In a village 20 km from Dumbar, Bhura Bhanjan sits next to his field, lush green after the rains, with a stone in his hand. The good monsoon should have left him happy, says the 40-year-old. Instead, he spends his days guarding his field against stray cows. No matter how many he chases into the nearby forest, he says, there is a new herd the next day.
The other reason cows are entering fields is shortage of fodder, both due to extensive use of harvesters and encroachment on traditional grazing land. BJP MLA from Tikamgarh K K Shrivastava blames the previous Congress government, which last ruled 14 years ago. “Earlier 10 per cent of the total land used to be reserved as gauchar land. By the time the Congress lost power, the grazing land had come down to just 2 per cent,” he says.
Contrary to the stand of Sangh Parivar organisations, Shrivastava believes cross-breeding with foreign varieties could be one way to keep the desi breeds alive, as that would increase their milk yield and keep them productive. There is anyway little use for male calves and bulls because tractors are now used to plough fields.
In the Assembly debate, the MLAs said creating more gaushalas could be a solution. Dumbar has two within a 30-km distance. In Kharagpur, around 1 pm on a Thursday, there is just one cow in a facility meant to accommodate hundreds. Rajnish Thakur, who runs the gaushala, admits that he has let the others out to graze, and that the cows would return at night.
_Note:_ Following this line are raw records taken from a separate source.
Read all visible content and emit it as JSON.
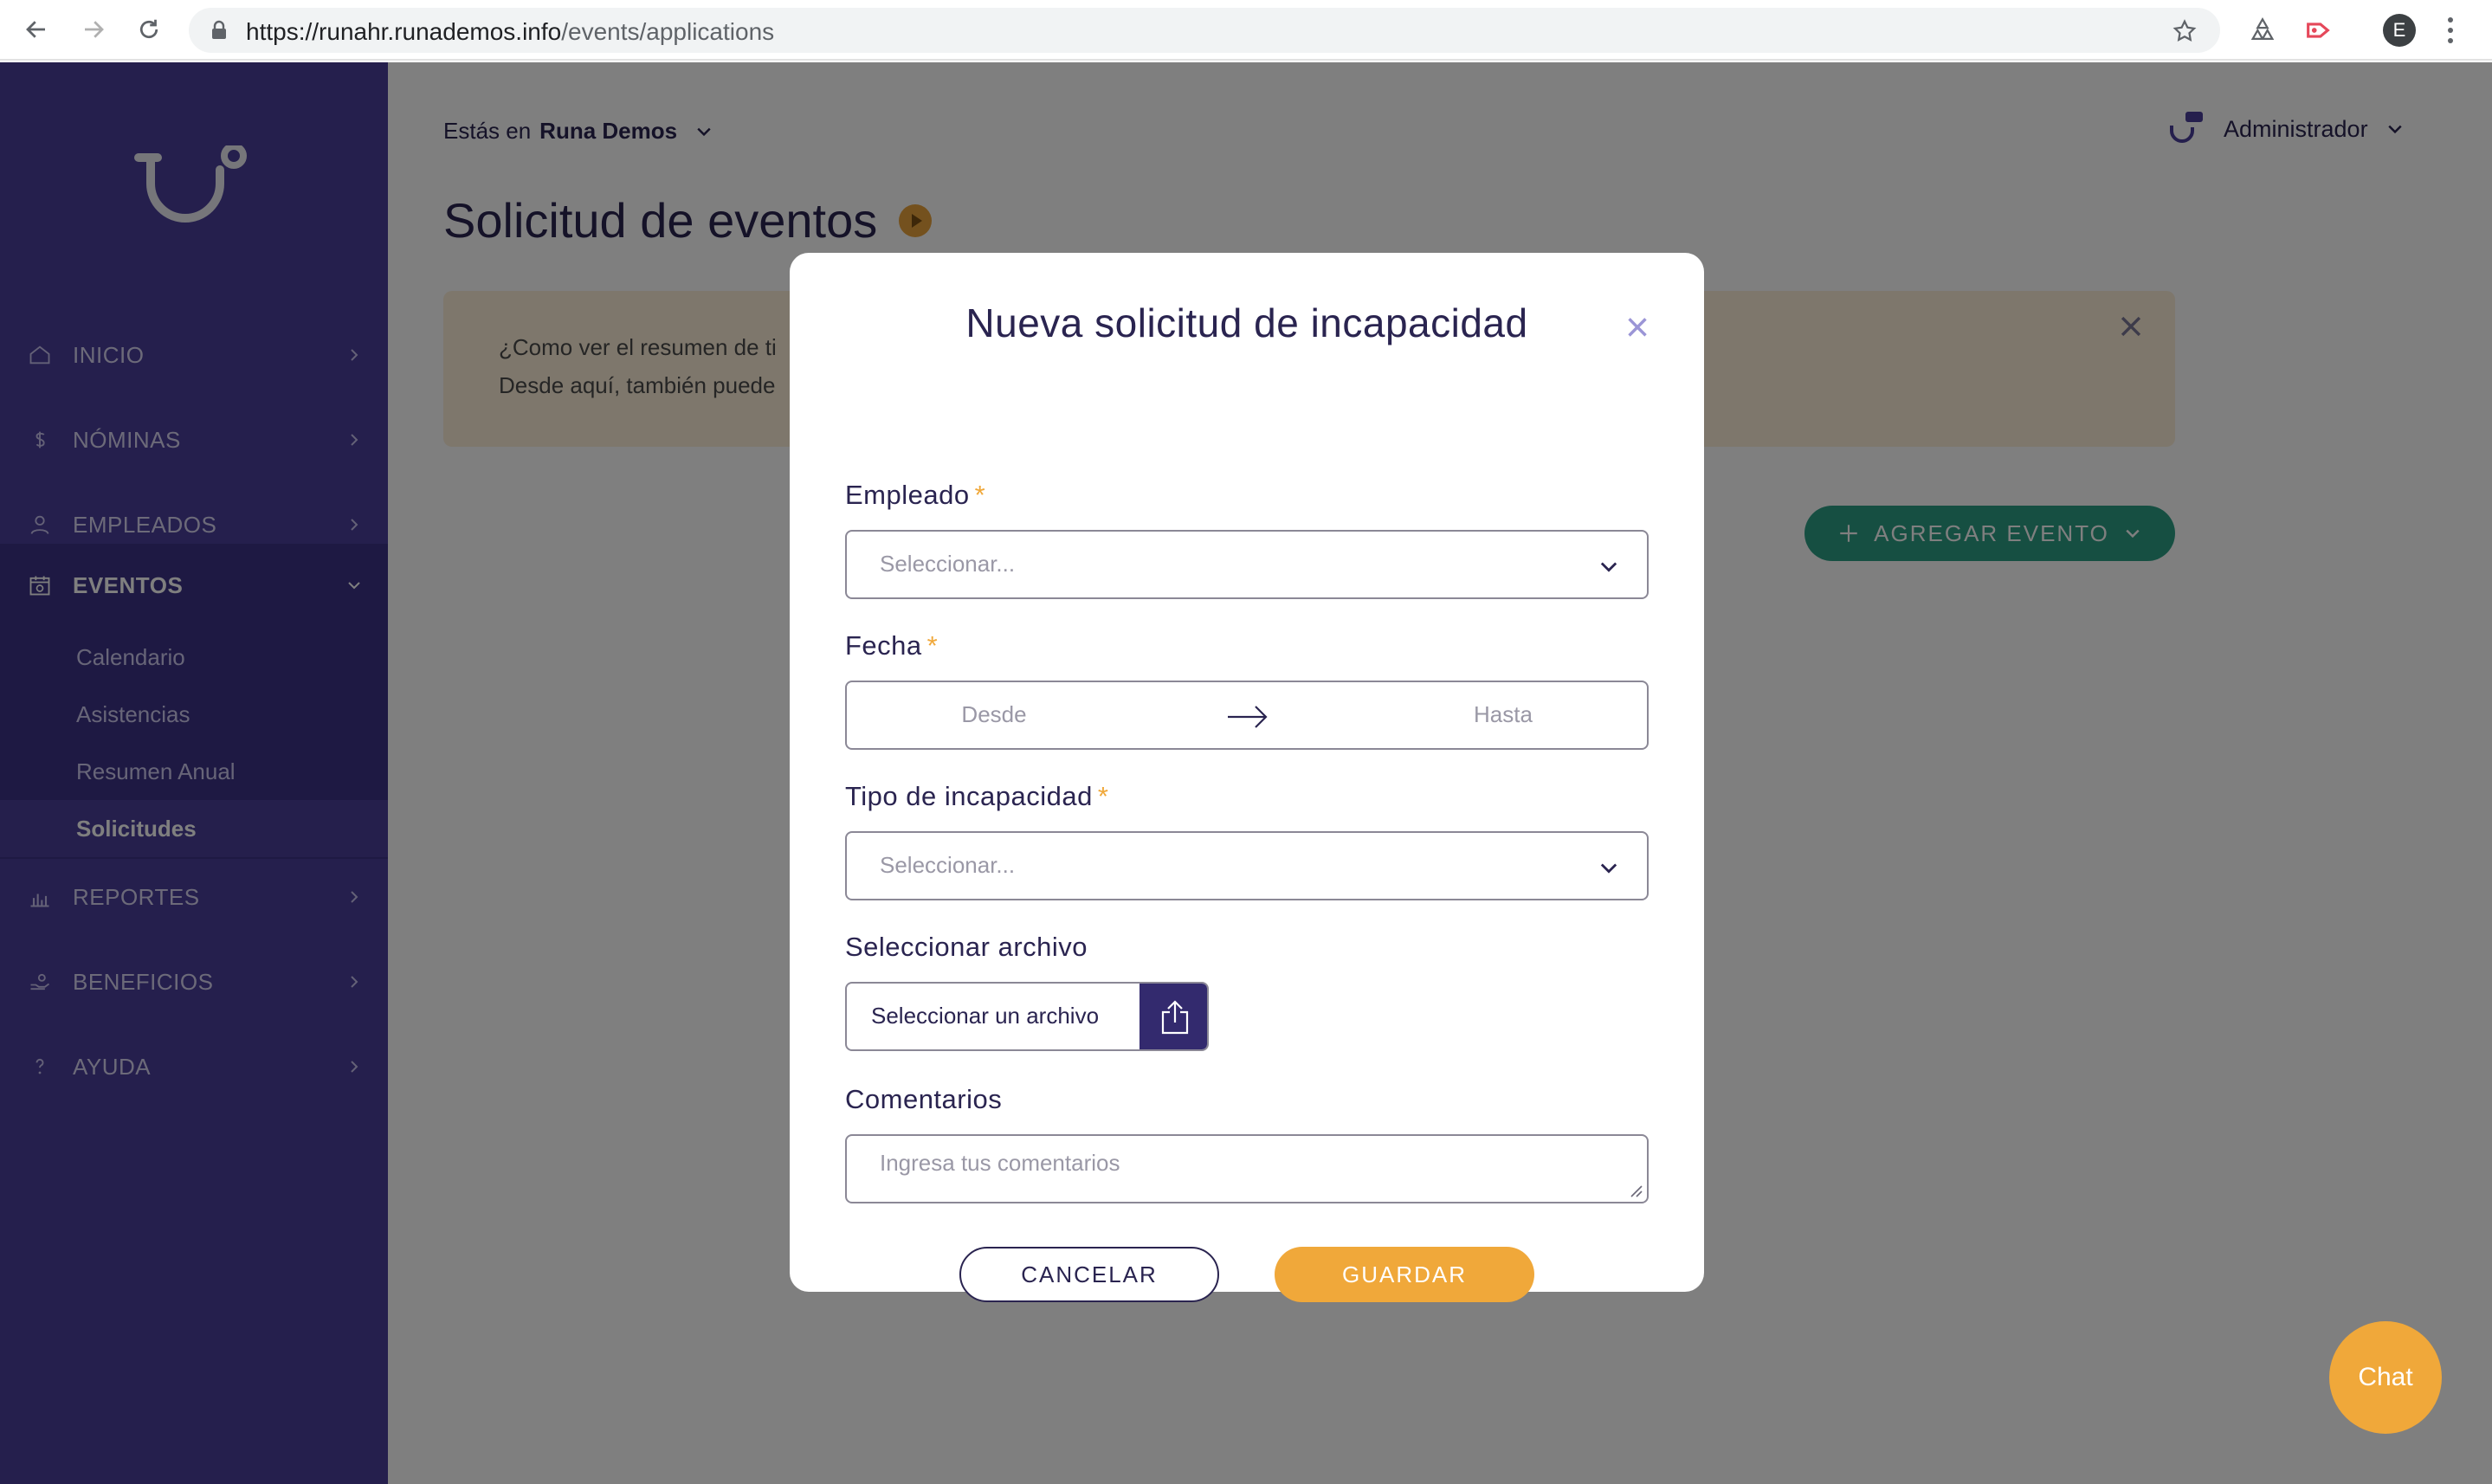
{
  "browser": {
    "url_host": "https://runahr.runademos.info",
    "url_path": "/events/applications",
    "profile_initial": "E"
  },
  "sidebar": {
    "items": [
      {
        "label": "INICIO",
        "icon": "home-icon"
      },
      {
        "label": "NÓMINAS",
        "icon": "dollar-icon"
      },
      {
        "label": "EMPLEADOS",
        "icon": "user-icon"
      },
      {
        "label": "EVENTOS",
        "icon": "calendar-icon"
      },
      {
        "label": "REPORTES",
        "icon": "bar-chart-icon"
      },
      {
        "label": "BENEFICIOS",
        "icon": "gift-icon"
      },
      {
        "label": "AYUDA",
        "icon": "help-icon"
      }
    ],
    "submenu": [
      {
        "label": "Calendario"
      },
      {
        "label": "Asistencias"
      },
      {
        "label": "Resumen Anual"
      },
      {
        "label": "Solicitudes"
      }
    ]
  },
  "header": {
    "company_prefix": "Estás en",
    "company_name": "Runa Demos",
    "user_name": "Administrador"
  },
  "page": {
    "title": "Solicitud de eventos",
    "banner_line1": "¿Como ver el resumen de ti",
    "banner_line2": "Desde aquí, también puede",
    "add_event_label": "AGREGAR EVENTO"
  },
  "modal": {
    "title": "Nueva solicitud de incapacidad",
    "close_symbol": "×",
    "required_mark": "*",
    "employee_label": "Empleado",
    "employee_placeholder": "Seleccionar...",
    "date_label": "Fecha",
    "date_from": "Desde",
    "date_to": "Hasta",
    "type_label": "Tipo de incapacidad",
    "type_placeholder": "Seleccionar...",
    "file_label": "Seleccionar archivo",
    "file_button": "Seleccionar un archivo",
    "comments_label": "Comentarios",
    "comments_placeholder": "Ingresa tus comentarios",
    "cancel_label": "CANCELAR",
    "save_label": "GUARDAR"
  },
  "chat": {
    "label": "Chat"
  },
  "colors": {
    "sidebar": "#4a3f9b",
    "accent": "#f0a83a",
    "primary_dark": "#2a2450",
    "success": "#2d9e85"
  }
}
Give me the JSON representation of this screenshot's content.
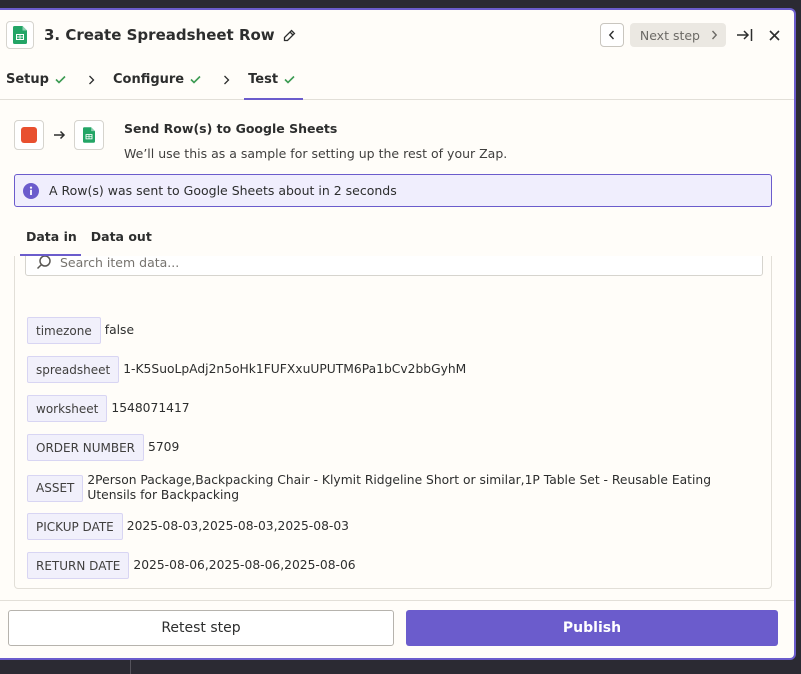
{
  "header": {
    "title": "3. Create Spreadsheet Row",
    "next_step_label": "Next step"
  },
  "steps": [
    {
      "label": "Setup"
    },
    {
      "label": "Configure"
    },
    {
      "label": "Test"
    }
  ],
  "summary": {
    "title": "Send Row(s) to Google Sheets",
    "subtitle": "We’ll use this as a sample for setting up the rest of your Zap."
  },
  "banner": {
    "text": "A Row(s) was sent to Google Sheets about in 2 seconds"
  },
  "data_tabs": [
    {
      "label": "Data in"
    },
    {
      "label": "Data out"
    }
  ],
  "search": {
    "placeholder": "Search item data..."
  },
  "fields": [
    {
      "key": "timezone",
      "value": "false"
    },
    {
      "key": "spreadsheet",
      "value": "1-K5SuoLpAdj2n5oHk1FUFXxuUPUTM6Pa1bCv2bbGyhM"
    },
    {
      "key": "worksheet",
      "value": "1548071417"
    },
    {
      "key": "ORDER NUMBER",
      "value": "5709"
    },
    {
      "key": "ASSET",
      "value": "2Person Package,Backpacking Chair - Klymit Ridgeline Short or similar,1P Table Set - Reusable Eating Utensils for Backpacking"
    },
    {
      "key": "PICKUP DATE",
      "value": "2025-08-03,2025-08-03,2025-08-03"
    },
    {
      "key": "RETURN DATE",
      "value": "2025-08-06,2025-08-06,2025-08-06"
    }
  ],
  "footer": {
    "retest_label": "Retest step",
    "publish_label": "Publish"
  },
  "colors": {
    "accent": "#6b5ccc",
    "check": "#3c9b53",
    "sheets_green": "#23a566",
    "trigger_red": "#e8502f"
  }
}
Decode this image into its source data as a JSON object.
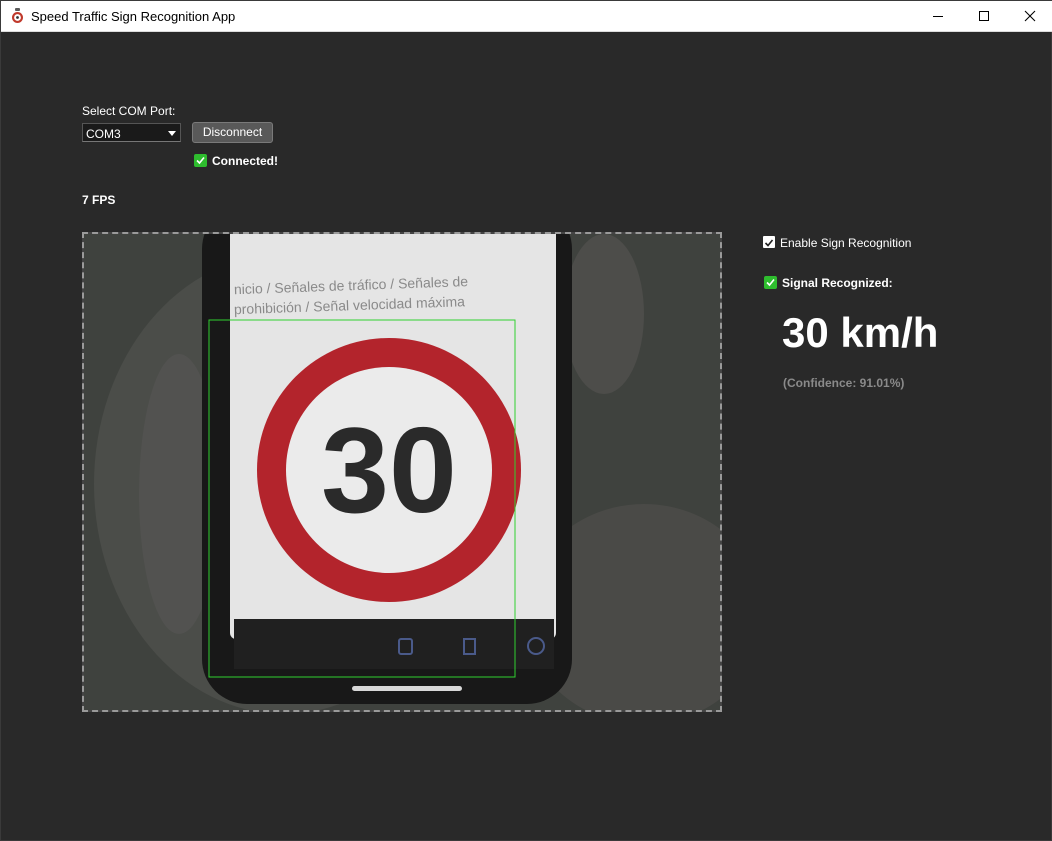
{
  "window": {
    "title": "Speed Traffic Sign Recognition App"
  },
  "controls": {
    "com_port_label": "Select COM Port:",
    "com_port_value": "COM3",
    "disconnect_label": "Disconnect",
    "connected_label": "Connected!"
  },
  "status": {
    "fps": "7 FPS"
  },
  "video": {
    "phone_text_line1": "nicio / Señales de tráfico / Señales de",
    "phone_text_line2": "prohibición / Señal velocidad máxima",
    "sign_number": "30",
    "detection_box_color": "#2fd12f"
  },
  "recognition": {
    "enable_label": "Enable Sign Recognition",
    "enable_checked": true,
    "signal_label": "Signal Recognized:",
    "signal_checked": true,
    "speed": "30 km/h",
    "confidence": "(Confidence: 91.01%)"
  },
  "colors": {
    "background": "#292929",
    "check_green": "#2ebd2e",
    "sign_red": "#b3242c"
  }
}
Thakur claims farmers force him to accept their cows even when he runs out of space. He says he doesn’t depend on the slow-moving government grant of Rs 1 lakh a year, and spends nearly Rs 2.5 lakh on fodder etc. The other gaushala, in Papora village, 5 km from Tikamgarh, is run by the Jain community. “We get old, injured and sick cows because no one wants them,” says Jalam Prasad Ahirwar, who believes the vigilantism of gau rakshaks is directly responsible for the rise in the number of cows at his gaushala.
The grant of the Madhya Pradesh Gausamvardhan Board (cow protection board) was increased to Rs 25 crore per year recently, from Rs 20 crore. But the board wants nearly Rs 100 crore, so as to enable it to spend Rs 10 per cow per day from the present Rs 2.90. The board has also suggested that the government build a gauthan (a place for cows to rest in) in clusters of four to five gram panchayats each, and to bring works related to gaushalas under the ambit of the MNREGS.
Swami Akhileshwaranand Giri, who heads the Gausamvardhan Board, talks proudly about “the country’s first cow sanctuary” for strays, being built for the past five years, at Salaria in Agar district. The BJP government has meanwhile promised another one, in Rewa.
The Managing Director of the MP Livestock and Poultry Development Corporation, Dr H B S Bhadoria, is also counting on ‘UID (unique identity)’. Under the Rs 13-crore project — jointly funded by the Centre and state — each of the 90 lakh milch animals in the state are getting a polyurethane tag with a 12-digit UID number punched into their ears.